Questa storia la possiamo raccontare in poche battute. È commista alla cronaca. Prendiamo come punto di partenza un articolo di giornale apparso soltanto sei anni fa, nel 1999. Un giornalista di Repubblica, Mario Pirani, racconta una vicenda ripresa da un altro giornale della capitale: Il Messaggero. È la storia della signora Maria Cristina Di Luigi, che accudisce un paziente anziano affetto da neoplasia polmonare in preda sovente a dolori acuti.

La signora racconta in una lettera al giornale come si sia rivolta invano, durante un intero weekend, a una serie di medici e di guardie mediche, tutti privi dello speciale ricettario per rilasciare oppioidi.
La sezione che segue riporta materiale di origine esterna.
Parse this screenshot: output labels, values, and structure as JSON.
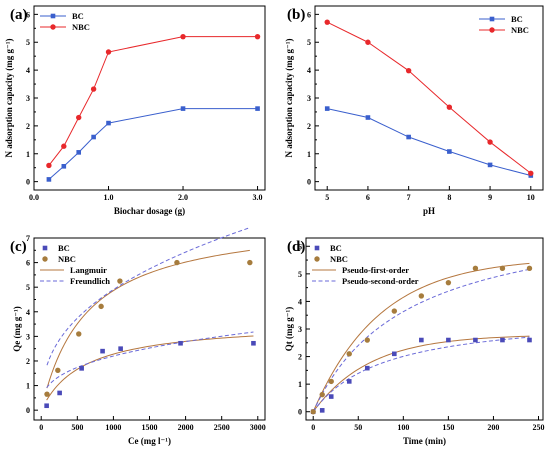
{
  "chart_data": [
    {
      "type": "line",
      "panel_label": "(a)",
      "xlabel": "Biochar dosage (g)",
      "ylabel": "N adsorption capacity (mg g⁻¹)",
      "xlim": [
        0,
        3.1
      ],
      "ylim": [
        -0.3,
        6.3
      ],
      "xticks": [
        0,
        1,
        2,
        3
      ],
      "xtick_labels": [
        "0.0",
        "1.0",
        "2.0",
        "3.0"
      ],
      "yticks": [
        0,
        1,
        2,
        3,
        4,
        5,
        6
      ],
      "yticks_minor": [
        0.5,
        1.5,
        2.5,
        3.5,
        4.5,
        5.5
      ],
      "legend_position": "top-left",
      "series": [
        {
          "name": "BC",
          "color": "#3a5fcd",
          "marker": "square",
          "x": [
            0.2,
            0.4,
            0.6,
            0.8,
            1.0,
            2.0,
            3.0
          ],
          "y": [
            0.08,
            0.55,
            1.05,
            1.6,
            2.1,
            2.62,
            2.62
          ]
        },
        {
          "name": "NBC",
          "color": "#e8282b",
          "marker": "circle",
          "x": [
            0.2,
            0.4,
            0.6,
            0.8,
            1.0,
            2.0,
            3.0
          ],
          "y": [
            0.58,
            1.27,
            2.3,
            3.32,
            4.65,
            5.2,
            5.2
          ]
        }
      ]
    },
    {
      "type": "line",
      "panel_label": "(b)",
      "xlabel": "pH",
      "ylabel": "N adsorption capacity (mg g⁻¹)",
      "xlim": [
        4.7,
        10.3
      ],
      "ylim": [
        -0.3,
        6.3
      ],
      "xticks": [
        5,
        6,
        7,
        8,
        9,
        10
      ],
      "xtick_labels": [
        "5",
        "6",
        "7",
        "8",
        "9",
        "10"
      ],
      "yticks": [
        0,
        1,
        2,
        3,
        4,
        5,
        6
      ],
      "yticks_minor": [
        0.5,
        1.5,
        2.5,
        3.5,
        4.5,
        5.5
      ],
      "legend_position": "top-right",
      "series": [
        {
          "name": "BC",
          "color": "#3a5fcd",
          "marker": "square",
          "x": [
            5,
            6,
            7,
            8,
            9,
            10
          ],
          "y": [
            2.62,
            2.3,
            1.6,
            1.08,
            0.6,
            0.22
          ]
        },
        {
          "name": "NBC",
          "color": "#e8282b",
          "marker": "circle",
          "x": [
            5,
            6,
            7,
            8,
            9,
            10
          ],
          "y": [
            5.72,
            5.0,
            3.98,
            2.67,
            1.42,
            0.3
          ]
        }
      ]
    },
    {
      "type": "scatter",
      "panel_label": "(c)",
      "xlabel": "Ce (mg l⁻¹)",
      "ylabel": "Qe (mg g⁻¹)",
      "xlim": [
        -100,
        3100
      ],
      "ylim": [
        -0.4,
        7
      ],
      "xticks": [
        0,
        500,
        1000,
        1500,
        2000,
        2500,
        3000
      ],
      "xtick_labels": [
        "0",
        "500",
        "1000",
        "1500",
        "2000",
        "2500",
        "3000"
      ],
      "yticks": [
        0,
        1,
        2,
        3,
        4,
        5,
        6,
        7
      ],
      "yticks_minor": [
        0.5,
        1.5,
        2.5,
        3.5,
        4.5,
        5.5,
        6.5
      ],
      "legend_position": "top-left",
      "series": [
        {
          "name": "BC",
          "color": "#4a4ab8",
          "marker": "square",
          "x": [
            75,
            255,
            560,
            850,
            1100,
            1930,
            2940
          ],
          "y": [
            0.18,
            0.7,
            1.7,
            2.4,
            2.5,
            2.72,
            2.72
          ]
        },
        {
          "name": "NBC",
          "color": "#a67c3d",
          "marker": "circle",
          "x": [
            80,
            230,
            520,
            830,
            1090,
            1880,
            2890
          ],
          "y": [
            0.65,
            1.62,
            3.1,
            4.22,
            5.25,
            6.0,
            6.0
          ]
        }
      ],
      "fits": [
        {
          "name": "Langmuir",
          "color": "#b5773f",
          "style": "solid",
          "model": "langmuir",
          "params": [
            {
              "qmax": 3.62,
              "k": 0.0017
            },
            {
              "qmax": 7.9,
              "k": 0.0016
            }
          ]
        },
        {
          "name": "Freundlich",
          "color": "#6a6ad8",
          "style": "dashed",
          "model": "freundlich",
          "params": [
            {
              "kf": 0.21,
              "n": 2.94
            },
            {
              "kf": 0.33,
              "n": 2.56
            }
          ]
        }
      ]
    },
    {
      "type": "scatter",
      "panel_label": "(d)",
      "xlabel": "Time (min)",
      "ylabel": "Qt (mg g⁻¹)",
      "xlim": [
        -8,
        255
      ],
      "ylim": [
        -0.3,
        6.3
      ],
      "xticks": [
        0,
        50,
        100,
        150,
        200,
        250
      ],
      "xtick_labels": [
        "0",
        "50",
        "100",
        "150",
        "200",
        "250"
      ],
      "yticks": [
        0,
        1,
        2,
        3,
        4,
        5,
        6
      ],
      "yticks_minor": [
        0.5,
        1.5,
        2.5,
        3.5,
        4.5,
        5.5
      ],
      "legend_position": "top-left",
      "series": [
        {
          "name": "BC",
          "color": "#4a4ab8",
          "marker": "square",
          "x": [
            0,
            10,
            20,
            40,
            60,
            90,
            120,
            150,
            180,
            210,
            240
          ],
          "y": [
            0.0,
            0.05,
            0.55,
            1.1,
            1.58,
            2.1,
            2.6,
            2.6,
            2.6,
            2.6,
            2.6
          ]
        },
        {
          "name": "NBC",
          "color": "#a67c3d",
          "marker": "circle",
          "x": [
            0,
            10,
            20,
            40,
            60,
            90,
            120,
            150,
            180,
            210,
            240
          ],
          "y": [
            0.0,
            0.62,
            1.1,
            2.1,
            2.6,
            3.65,
            4.2,
            4.68,
            5.2,
            5.2,
            5.2
          ]
        }
      ],
      "fits": [
        {
          "name": "Pseudo-first-order",
          "color": "#b5773f",
          "style": "solid",
          "model": "pfo",
          "params": [
            {
              "qe": 2.8,
              "k": 0.016
            },
            {
              "qe": 5.6,
              "k": 0.0135
            }
          ]
        },
        {
          "name": "Pseudo-second-order",
          "color": "#6a6ad8",
          "style": "dashed",
          "model": "pso",
          "params": [
            {
              "qe": 3.6,
              "k": 0.0035
            },
            {
              "qe": 7.4,
              "k": 0.0013
            }
          ]
        }
      ]
    }
  ]
}
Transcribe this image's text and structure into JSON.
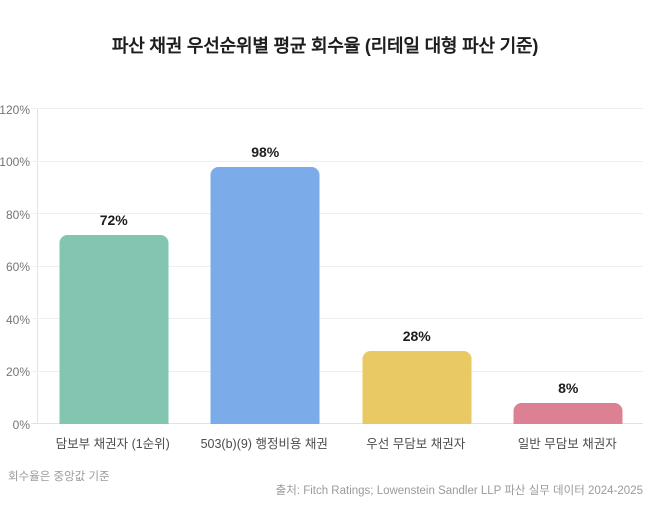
{
  "chart": {
    "title": "파산 채권 우선순위별 평균 회수율 (리테일 대형 파산 기준)"
  },
  "chart_data": {
    "type": "bar",
    "title": "파산 채권 우선순위별 평균 회수율 (리테일 대형 파산 기준)",
    "categories": [
      "담보부 채권자 (1순위)",
      "503(b)(9) 행정비용 채권",
      "우선 무담보 채권자",
      "일반 무담보 채권자"
    ],
    "values": [
      72,
      98,
      28,
      8
    ],
    "value_labels": [
      "72%",
      "98%",
      "28%",
      "8%"
    ],
    "bar_colors": [
      "#82c5b0",
      "#7babe8",
      "#e9c964",
      "#dc8093"
    ],
    "xlabel": "",
    "ylabel": "",
    "ylim": [
      0,
      120
    ],
    "ytick_step": 20,
    "ytick_labels": [
      "0%",
      "20%",
      "40%",
      "60%",
      "80%",
      "100%",
      "120%"
    ],
    "grid": true,
    "legend": false
  },
  "footer": {
    "note": "회수율은 중앙값 기준",
    "source": "출처: Fitch Ratings; Lowenstein Sandler LLP 파산 실무 데이터 2024-2025"
  }
}
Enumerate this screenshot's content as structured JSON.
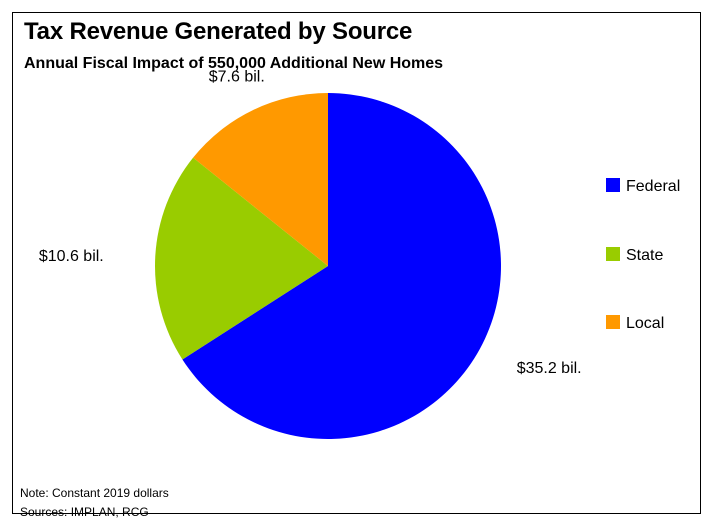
{
  "title": "Tax Revenue Generated by Source",
  "subtitle": "Annual Fiscal Impact of 550,000 Additional New Homes",
  "note": "Note: Constant 2019 dollars",
  "sources": "Sources: IMPLAN, RCG",
  "chart_data": {
    "type": "pie",
    "title": "Tax Revenue Generated by Source",
    "subtitle": "Annual Fiscal Impact of 550,000 Additional New Homes",
    "categories": [
      "Federal",
      "State",
      "Local"
    ],
    "values": [
      35.2,
      10.6,
      7.6
    ],
    "labels": [
      "$35.2 bil.",
      "$10.6 bil.",
      "$7.6 bil."
    ],
    "colors": [
      "#0000ff",
      "#99cc00",
      "#ff9900"
    ],
    "legend": {
      "entries": [
        "Federal",
        "State",
        "Local"
      ],
      "position": "right"
    },
    "notes": [
      "Note: Constant 2019 dollars",
      "Sources: IMPLAN, RCG"
    ]
  }
}
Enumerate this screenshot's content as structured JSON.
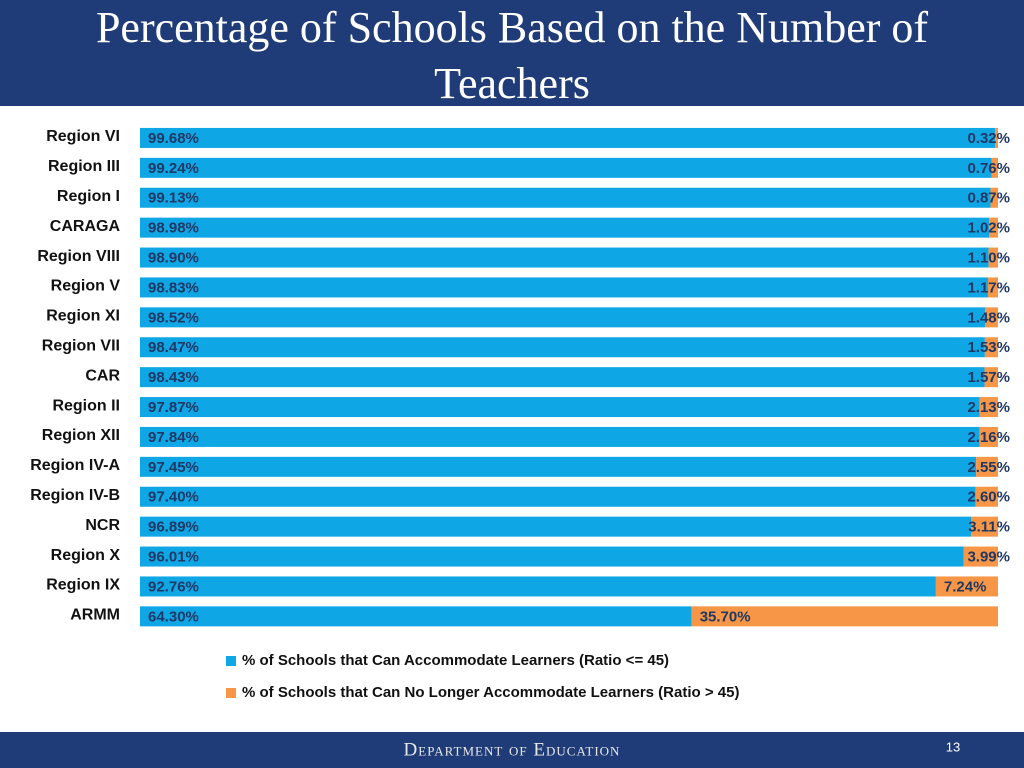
{
  "chart_data": {
    "type": "stacked-barh",
    "title": "Percentage of Schools Based on the Number of Teachers",
    "categories": [
      "Region VI",
      "Region III",
      "Region I",
      "CARAGA",
      "Region VIII",
      "Region V",
      "Region XI",
      "Region VII",
      "CAR",
      "Region II",
      "Region XII",
      "Region IV-A",
      "Region IV-B",
      "NCR",
      "Region X",
      "Region IX",
      "ARMM"
    ],
    "series": [
      {
        "name": "% of  Schools that Can Accommodate Learners (Ratio <= 45)",
        "color": "#0fa6e6",
        "values": [
          99.68,
          99.24,
          99.13,
          98.98,
          98.9,
          98.83,
          98.52,
          98.47,
          98.43,
          97.87,
          97.84,
          97.45,
          97.4,
          96.89,
          96.01,
          92.76,
          64.3
        ],
        "value_labels": [
          "99.68%",
          "99.24%",
          "99.13%",
          "98.98%",
          "98.90%",
          "98.83%",
          "98.52%",
          "98.47%",
          "98.43%",
          "97.87%",
          "97.84%",
          "97.45%",
          "97.40%",
          "96.89%",
          "96.01%",
          "92.76%",
          "64.30%"
        ]
      },
      {
        "name": "% of Schools that Can No Longer Accommodate Learners (Ratio > 45)",
        "color": "#f79646",
        "values": [
          0.32,
          0.76,
          0.87,
          1.02,
          1.1,
          1.17,
          1.48,
          1.53,
          1.57,
          2.13,
          2.16,
          2.55,
          2.6,
          3.11,
          3.99,
          7.24,
          35.7
        ],
        "value_labels": [
          "0.32%",
          "0.76%",
          "0.87%",
          "1.02%",
          "1.10%",
          "1.17%",
          "1.48%",
          "1.53%",
          "1.57%",
          "2.13%",
          "2.16%",
          "2.55%",
          "2.60%",
          "3.11%",
          "3.99%",
          "7.24%",
          "35.70%"
        ]
      }
    ],
    "xlim": [
      0,
      100
    ]
  },
  "slide": {
    "footer": "Department of Education",
    "page_number": "13"
  }
}
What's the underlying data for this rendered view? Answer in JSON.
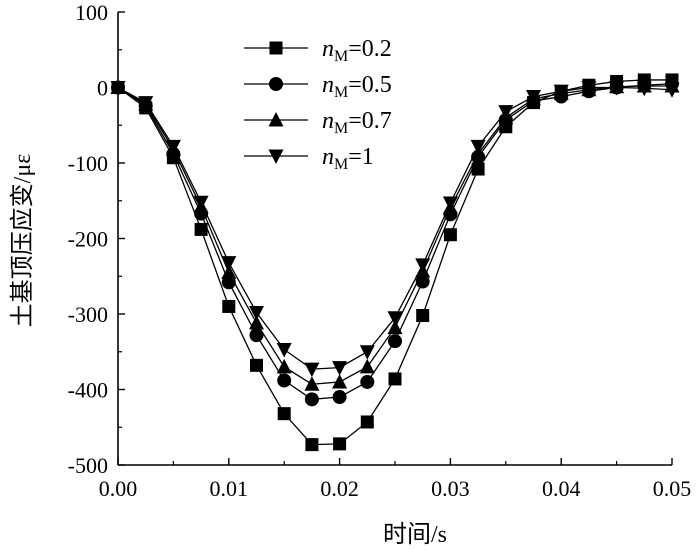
{
  "chart_data": {
    "type": "line",
    "title": "",
    "xlabel": "时间/s",
    "ylabel": "土基顶压应变/με",
    "xlim": [
      0,
      0.05
    ],
    "ylim": [
      -500,
      100
    ],
    "xticks": [
      0,
      0.01,
      0.02,
      0.03,
      0.04,
      0.05
    ],
    "xtick_labels": [
      "0.00",
      "0.01",
      "0.02",
      "0.03",
      "0.04",
      "0.05"
    ],
    "yticks": [
      -500,
      -400,
      -300,
      -200,
      -100,
      0,
      100
    ],
    "ytick_labels": [
      "-500",
      "-400",
      "-300",
      "-200",
      "-100",
      "0",
      "100"
    ],
    "grid": false,
    "legend_position": "top-center",
    "x": [
      0,
      0.0025,
      0.005,
      0.0075,
      0.01,
      0.0125,
      0.015,
      0.0175,
      0.02,
      0.0225,
      0.025,
      0.0275,
      0.03,
      0.0325,
      0.035,
      0.0375,
      0.04,
      0.0425,
      0.045,
      0.0475,
      0.05
    ],
    "series": [
      {
        "name": "nM=0.2",
        "legend": {
          "var": "n",
          "sub": "M",
          "rest": "=0.2"
        },
        "marker": "square",
        "values": [
          0,
          -27,
          -93,
          -188,
          -290,
          -368,
          -432,
          -473,
          -472,
          -443,
          -386,
          -302,
          -195,
          -108,
          -52,
          -20,
          -5,
          3,
          8,
          10,
          10
        ]
      },
      {
        "name": "nM=0.5",
        "legend": {
          "var": "n",
          "sub": "M",
          "rest": "=0.5"
        },
        "marker": "circle",
        "values": [
          0,
          -24,
          -88,
          -167,
          -258,
          -328,
          -388,
          -413,
          -410,
          -390,
          -336,
          -257,
          -168,
          -92,
          -43,
          -18,
          -12,
          -5,
          0,
          3,
          5
        ]
      },
      {
        "name": "nM=0.7",
        "legend": {
          "var": "n",
          "sub": "M",
          "rest": "=0.7"
        },
        "marker": "triangle-up",
        "values": [
          0,
          -22,
          -82,
          -158,
          -245,
          -312,
          -370,
          -393,
          -390,
          -370,
          -318,
          -243,
          -159,
          -88,
          -40,
          -15,
          -8,
          -3,
          1,
          2,
          2
        ]
      },
      {
        "name": "nM=1",
        "legend": {
          "var": "n",
          "sub": "M",
          "rest": "=1"
        },
        "marker": "triangle-down",
        "values": [
          0,
          -20,
          -78,
          -152,
          -232,
          -298,
          -347,
          -373,
          -371,
          -350,
          -305,
          -235,
          -153,
          -78,
          -32,
          -12,
          -5,
          0,
          0,
          -1,
          -3
        ]
      }
    ]
  }
}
Quando alla fine ne ha trovato uno, anche con l'aiuto dei carabinieri, l'odissea si è prolungata per reperire, dopo molti inutili tentativi, una farmacia che fosse fornita del Durogesic, che rilascia la morfina senza iniezione e rappresenta oggi una delle più avanzate terapie del dolore. Questo non in uno sperduto paesino, ma nella capitale della Repubblica. Non è solo il cancro ― conclude la lettera ― ma anche il nostro Stato a condannarci, con la sua assurda burocrazia. Per non parlare del costo di tali farmaci. Era il 1999.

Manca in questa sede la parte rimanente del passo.